Looking to get what they pay for

There is a debate going on at the moment, largely amongst educationalists, about whether to treat students as consumers or "partners in a learning community". It's a debate which appears to have no easy resolution, but on the ground - in campuses across the UK - it also appears to be increasingly irrelevant. Students are behaving more like consumers every year, pushing Universities to behave more like businesses.

In Bristol last month 600 business and finance students presented University officials with a seven page complaint, voicing their frustration at the lack of improvement in teaching since tuition fees were raised in 2006. Standards, they suggest, have in fact deteriorated: “Since 2006 the university has charged more and
delivered less. We demand results today.”

With teaching hours being reduced and even talk of undergraduates marking papers, student bodies are increasingly dissatisfied with what their getting for their money. Students in Manchester forced the Law School to reverse plans to cut teaching hours from 30 to 20 per module, staging a sit-in and mass walk out to hammer their point home. The University of Sussex's student union is leading an effective consumer orientated campaign to prevent the closure of the linguistic courses. Complaints to the university adjudicator rose by 23 per cent between 2007 and 2008, reflecting, in the words of the adjudicator, "a 'cultural change', with fee-paying students wanting more value for money".
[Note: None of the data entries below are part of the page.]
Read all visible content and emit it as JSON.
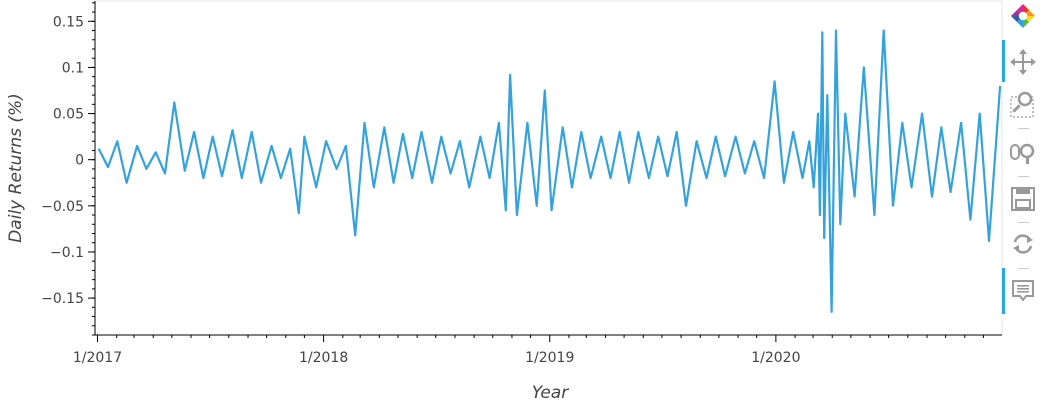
{
  "chart_data": {
    "type": "line",
    "title": "",
    "xlabel": "Year",
    "ylabel": "Daily Returns (%)",
    "xlim": [
      "2016-12-28",
      "2020-12-31"
    ],
    "ylim": [
      -0.19,
      0.172
    ],
    "x_ticks": [
      "1/2017",
      "1/2018",
      "1/2019",
      "1/2020"
    ],
    "y_ticks": [
      {
        "value": 0.15,
        "label": "0.15"
      },
      {
        "value": 0.1,
        "label": "0.1"
      },
      {
        "value": 0.05,
        "label": "0.05"
      },
      {
        "value": 0,
        "label": "0"
      },
      {
        "value": -0.05,
        "label": "−0.05"
      },
      {
        "value": -0.1,
        "label": "−0.1"
      },
      {
        "value": -0.15,
        "label": "−0.15"
      }
    ],
    "grid": false,
    "legend": "none",
    "series_color": "#36a2db",
    "series": [
      {
        "x": [
          "2017-01-03",
          "2017-01-18",
          "2017-02-02",
          "2017-02-17",
          "2017-03-06",
          "2017-03-21",
          "2017-04-05",
          "2017-04-20",
          "2017-05-05",
          "2017-05-22",
          "2017-06-06",
          "2017-06-21",
          "2017-07-06",
          "2017-07-21",
          "2017-08-07",
          "2017-08-22",
          "2017-09-07",
          "2017-09-22",
          "2017-10-09",
          "2017-10-24",
          "2017-11-08",
          "2017-11-22",
          "2017-12-01",
          "2017-12-20",
          "2018-01-05",
          "2018-01-22",
          "2018-02-06",
          "2018-02-21",
          "2018-03-08",
          "2018-03-23",
          "2018-04-09",
          "2018-04-24",
          "2018-05-09",
          "2018-05-24",
          "2018-06-08",
          "2018-06-25",
          "2018-07-10",
          "2018-07-25",
          "2018-08-09",
          "2018-08-24",
          "2018-09-11",
          "2018-09-26",
          "2018-10-11",
          "2018-10-22",
          "2018-10-29",
          "2018-11-09",
          "2018-11-26",
          "2018-12-11",
          "2018-12-24",
          "2019-01-04",
          "2019-01-22",
          "2019-02-06",
          "2019-02-21",
          "2019-03-08",
          "2019-03-25",
          "2019-04-09",
          "2019-04-24",
          "2019-05-09",
          "2019-05-24",
          "2019-06-10",
          "2019-06-25",
          "2019-07-10",
          "2019-07-25",
          "2019-08-09",
          "2019-08-26",
          "2019-09-11",
          "2019-09-26",
          "2019-10-11",
          "2019-10-28",
          "2019-11-12",
          "2019-11-27",
          "2019-12-13",
          "2019-12-30",
          "2020-01-14",
          "2020-01-29",
          "2020-02-13",
          "2020-02-24",
          "2020-03-02",
          "2020-03-09",
          "2020-03-12",
          "2020-03-16",
          "2020-03-19",
          "2020-03-24",
          "2020-03-31",
          "2020-04-07",
          "2020-04-14",
          "2020-04-22",
          "2020-05-07",
          "2020-05-22",
          "2020-06-08",
          "2020-06-23",
          "2020-07-08",
          "2020-07-23",
          "2020-08-07",
          "2020-08-24",
          "2020-09-09",
          "2020-09-24",
          "2020-10-09",
          "2020-10-26",
          "2020-11-10",
          "2020-11-25",
          "2020-12-10",
          "2020-12-28"
        ],
        "y": [
          0.012,
          -0.008,
          0.02,
          -0.025,
          0.015,
          -0.01,
          0.008,
          -0.015,
          0.062,
          -0.012,
          0.03,
          -0.02,
          0.025,
          -0.018,
          0.032,
          -0.02,
          0.03,
          -0.025,
          0.015,
          -0.02,
          0.012,
          -0.058,
          0.025,
          -0.03,
          0.02,
          -0.01,
          0.015,
          -0.082,
          0.04,
          -0.03,
          0.035,
          -0.025,
          0.028,
          -0.02,
          0.03,
          -0.025,
          0.025,
          -0.015,
          0.02,
          -0.03,
          0.025,
          -0.02,
          0.04,
          -0.055,
          0.092,
          -0.06,
          0.04,
          -0.05,
          0.075,
          -0.055,
          0.035,
          -0.03,
          0.03,
          -0.02,
          0.025,
          -0.02,
          0.03,
          -0.025,
          0.03,
          -0.02,
          0.025,
          -0.018,
          0.03,
          -0.05,
          0.02,
          -0.02,
          0.025,
          -0.018,
          0.025,
          -0.015,
          0.02,
          -0.02,
          0.085,
          -0.025,
          0.03,
          -0.02,
          0.02,
          -0.03,
          0.05,
          -0.06,
          0.138,
          -0.085,
          0.07,
          -0.165,
          0.14,
          -0.07,
          0.05,
          -0.04,
          0.1,
          -0.06,
          0.14,
          -0.05,
          0.04,
          -0.03,
          0.05,
          -0.04,
          0.035,
          -0.035,
          0.04,
          -0.065,
          0.05,
          -0.088,
          0.08
        ]
      }
    ]
  },
  "toolbar": {
    "tools": [
      {
        "name": "bokeh-logo",
        "icon": "bokeh-logo-icon",
        "active": false
      },
      {
        "name": "pan",
        "icon": "move-arrows-icon",
        "active": true
      },
      {
        "name": "box-zoom",
        "icon": "box-zoom-icon",
        "active": false
      },
      {
        "name": "wheel-zoom",
        "icon": "wheel-zoom-icon",
        "active": false
      },
      {
        "name": "save",
        "icon": "save-disk-icon",
        "active": false
      },
      {
        "name": "reset",
        "icon": "reset-icon",
        "active": false
      },
      {
        "name": "hover",
        "icon": "hover-tooltip-icon",
        "active": true
      }
    ]
  }
}
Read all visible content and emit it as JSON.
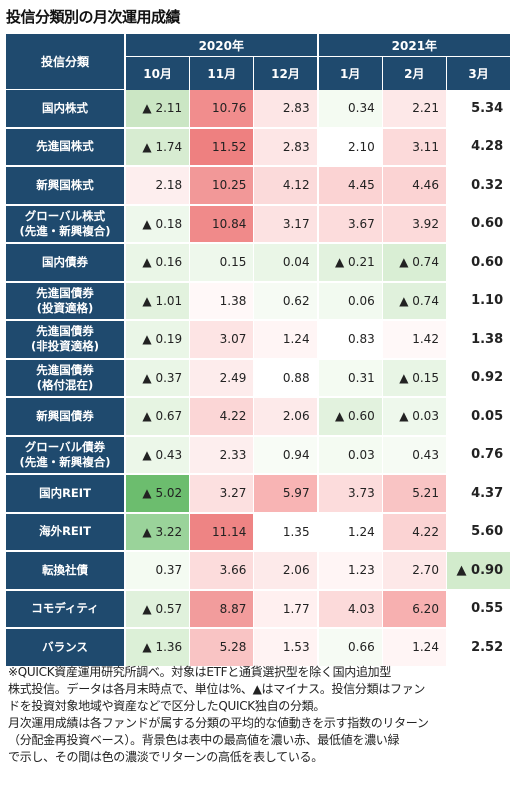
{
  "title": "投信分類別の月次運用成績",
  "chart_data": {
    "type": "table",
    "header": {
      "category": "投信分類",
      "years": [
        {
          "label": "2020年",
          "span": 3
        },
        {
          "label": "2021年",
          "span": 3
        }
      ],
      "months": [
        "10月",
        "11月",
        "12月",
        "1月",
        "2月",
        "3月"
      ]
    },
    "rows": [
      {
        "category": "国内株式",
        "values": [
          "▲ 2.11",
          "10.76",
          "2.83",
          "0.34",
          "2.21",
          "5.34"
        ],
        "bg": [
          "#cbe6c4",
          "#f18d8d",
          "#fde6e6",
          "#f4fbf2",
          "#fde8e8",
          "#ffffff"
        ]
      },
      {
        "category": "先進国株式",
        "values": [
          "▲ 1.74",
          "11.52",
          "2.83",
          "2.10",
          "3.11",
          "4.28"
        ],
        "bg": [
          "#d7ecd1",
          "#ee8080",
          "#fde6e6",
          "#ffffff",
          "#fcdada",
          "#ffffff"
        ]
      },
      {
        "category": "新興国株式",
        "values": [
          "2.18",
          "10.25",
          "4.12",
          "4.45",
          "4.46",
          "0.32"
        ],
        "bg": [
          "#fdeeee",
          "#f29898",
          "#fbdada",
          "#fbd3d3",
          "#fbd3d3",
          "#ffffff"
        ]
      },
      {
        "category": "グローバル株式\n(先進・新興複合)",
        "values": [
          "▲ 0.18",
          "10.84",
          "3.17",
          "3.67",
          "3.92",
          "0.60"
        ],
        "bg": [
          "#eef8ec",
          "#f08a8a",
          "#fce2e2",
          "#fcdcdc",
          "#fcdada",
          "#ffffff"
        ]
      },
      {
        "category": "国内債券",
        "values": [
          "▲ 0.16",
          "0.15",
          "0.04",
          "▲ 0.21",
          "▲ 0.74",
          "0.60"
        ],
        "bg": [
          "#eaf6e7",
          "#eef8ec",
          "#eaf6e7",
          "#e2f2de",
          "#d9eed4",
          "#ffffff"
        ]
      },
      {
        "category": "先進国債券\n(投資適格)",
        "values": [
          "▲ 1.01",
          "1.38",
          "0.62",
          "0.06",
          "▲ 0.74",
          "1.10"
        ],
        "bg": [
          "#e2f2de",
          "#fff8f8",
          "#f6fbf4",
          "#f2faf0",
          "#e0f1dc",
          "#ffffff"
        ]
      },
      {
        "category": "先進国債券\n(非投資適格)",
        "values": [
          "▲ 0.19",
          "3.07",
          "1.24",
          "0.83",
          "1.42",
          "1.38"
        ],
        "bg": [
          "#eaf6e7",
          "#fde4e4",
          "#fff5f5",
          "#ffffff",
          "#fff8f8",
          "#ffffff"
        ]
      },
      {
        "category": "先進国債券\n(格付混在)",
        "values": [
          "▲ 0.37",
          "2.49",
          "0.88",
          "0.31",
          "▲ 0.15",
          "0.92"
        ],
        "bg": [
          "#eaf6e7",
          "#fdecec",
          "#ffffff",
          "#f4fbf2",
          "#e8f5e5",
          "#ffffff"
        ]
      },
      {
        "category": "新興国債券",
        "values": [
          "▲ 0.67",
          "4.22",
          "2.06",
          "▲ 0.60",
          "▲ 0.03",
          "0.05"
        ],
        "bg": [
          "#e6f4e2",
          "#fbd6d6",
          "#fdeaea",
          "#e2f2de",
          "#eef8ec",
          "#ffffff"
        ]
      },
      {
        "category": "グローバル債券\n(先進・新興複合)",
        "values": [
          "▲ 0.43",
          "2.33",
          "0.94",
          "0.03",
          "0.43",
          "0.76"
        ],
        "bg": [
          "#ecf7e9",
          "#fdeeee",
          "#f8fcf6",
          "#f4fbf2",
          "#f6fbf4",
          "#ffffff"
        ]
      },
      {
        "category": "国内REIT",
        "values": [
          "▲ 5.02",
          "3.27",
          "5.97",
          "3.73",
          "5.21",
          "4.37"
        ],
        "bg": [
          "#6cbd6e",
          "#fce0e0",
          "#f8b4b4",
          "#fcdcdc",
          "#f9c4c4",
          "#ffffff"
        ]
      },
      {
        "category": "海外REIT",
        "values": [
          "▲ 3.22",
          "11.14",
          "1.35",
          "1.24",
          "4.22",
          "5.60"
        ],
        "bg": [
          "#9ad39a",
          "#ee8484",
          "#ffffff",
          "#ffffff",
          "#fbd3d3",
          "#ffffff"
        ]
      },
      {
        "category": "転換社債",
        "values": [
          "0.37",
          "3.66",
          "2.06",
          "1.23",
          "2.70",
          "▲ 0.90"
        ],
        "bg": [
          "#f4fbf2",
          "#fcdcdc",
          "#fdeaea",
          "#fff5f5",
          "#fde8e8",
          "#d2ebcc"
        ]
      },
      {
        "category": "コモディティ",
        "values": [
          "▲ 0.57",
          "8.87",
          "1.77",
          "4.03",
          "6.20",
          "0.55"
        ],
        "bg": [
          "#e0f1dc",
          "#f29c9c",
          "#fff0f0",
          "#fcdada",
          "#f7b0b0",
          "#ffffff"
        ]
      },
      {
        "category": "バランス",
        "values": [
          "▲ 1.36",
          "5.28",
          "1.53",
          "0.66",
          "1.24",
          "2.52"
        ],
        "bg": [
          "#dcf0d7",
          "#f9c4c4",
          "#fff3f3",
          "#f6fbf4",
          "#fff5f5",
          "#ffffff"
        ]
      }
    ]
  },
  "note": {
    "line1": "※QUICK資産運用研究所調べ。対象はETFと通貨選択型を除く国内追加型",
    "line2": "株式投信。データは各月末時点で、単位は%、▲はマイナス。投信分類はファン",
    "line3": "ドを投資対象地域や資産などで区分したQUICK独自の分類。",
    "line4": "月次運用成績は各ファンドが属する分類の平均的な値動きを示す指数のリターン",
    "line5": "（分配金再投資ベース）。背景色は表中の最高値を濃い赤、最低値を濃い緑",
    "line6": "で示し、その間は色の濃淡でリターンの高低を表している。"
  }
}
Why is any of this relevant to 'better government'? It isn't, directly. But it provides a window onto two issues that do weigh into our debates on better government. For one, these student 'revolts' reflect a much more fundamental problem with the way further education is structured and funded in England and Wales. Students are rightly aggrieved by plans to cut teaching hours, burdening themselves as they are with mountains of debt to afford it. But Universities are certainly in a financial pinch. £3,000, for many courses, doesn't begin to cover the costs, and Higher Education funding from Government, married as it is to the commitment to get ever more people into university, becomes increasingly thinly spread. Universities are certainly guilty of some poor financial management, and sometimes even an ulterior motive (increasing research at the expense of teaching), but the reality is money is short.

But it's the confusion between whether higher education is a 'right' or a 'privilege' , something we all should enjoy or something we must pay for, which has led - once again - to an unsustainable fudge, the compromise between 'private-public' we see today. A university education is something all should aspire to, and Government should work assiduously to foster that aspiration and support those in society who are unable to afford it. Universities though, should be also allowed to charge properly, perhaps no more than the actual cost (i.e not for profit), but at least a market rate that reflects the costs. At the moment the Government's confusion, torn between a faux egalitarianism and economic reality, means no-one's happy. 
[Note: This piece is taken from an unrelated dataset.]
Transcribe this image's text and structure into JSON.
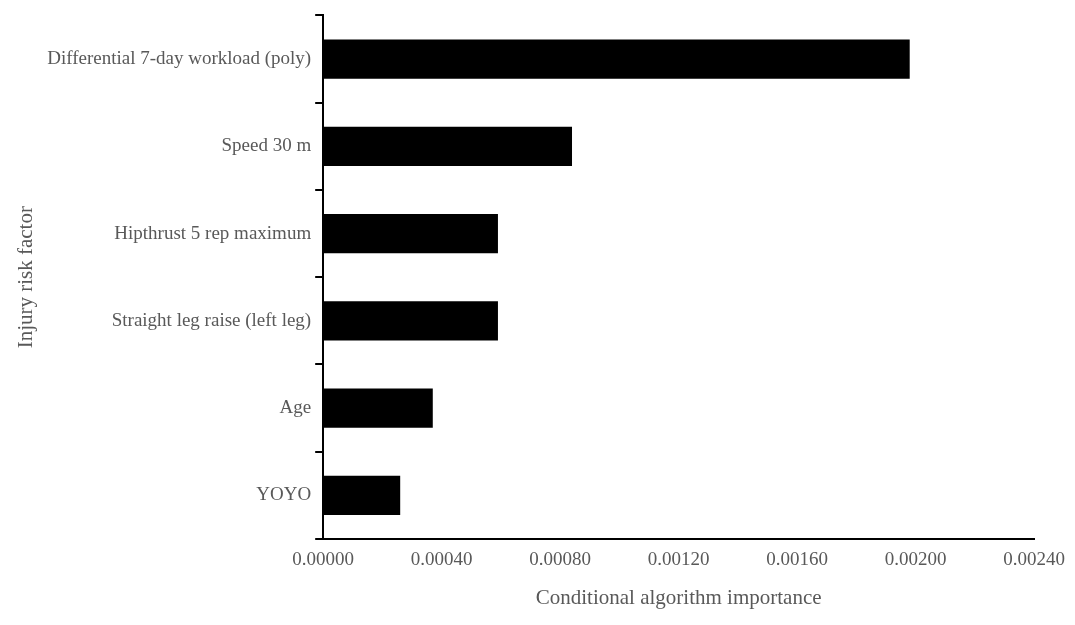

The second issue highlighted by this recent spate of student action, is the idea that groups take a much more proactive interest in the quality of a service when they pay for it. When one gets something for free, one doesn't expect much. One pays for something, one expects a little more. Services funded via taxation, particuarly services such as further education - which are almost exclusively used by people who pay no tax - suffer from the fact that too many people are happy to make do with what they get becuase it does'nt directly cost them. The real cost of the service they enjoy is hidden from them. When that cost is brought home, as tuition fees have, students have sat up and taken an interest in quality. Rather than organising a sit in to show solidarity with the people of Gaza - however laudable - students are demanding the education they (and we) are paying for. Having an active consumer base is long overdue in the university sector; long may it continue.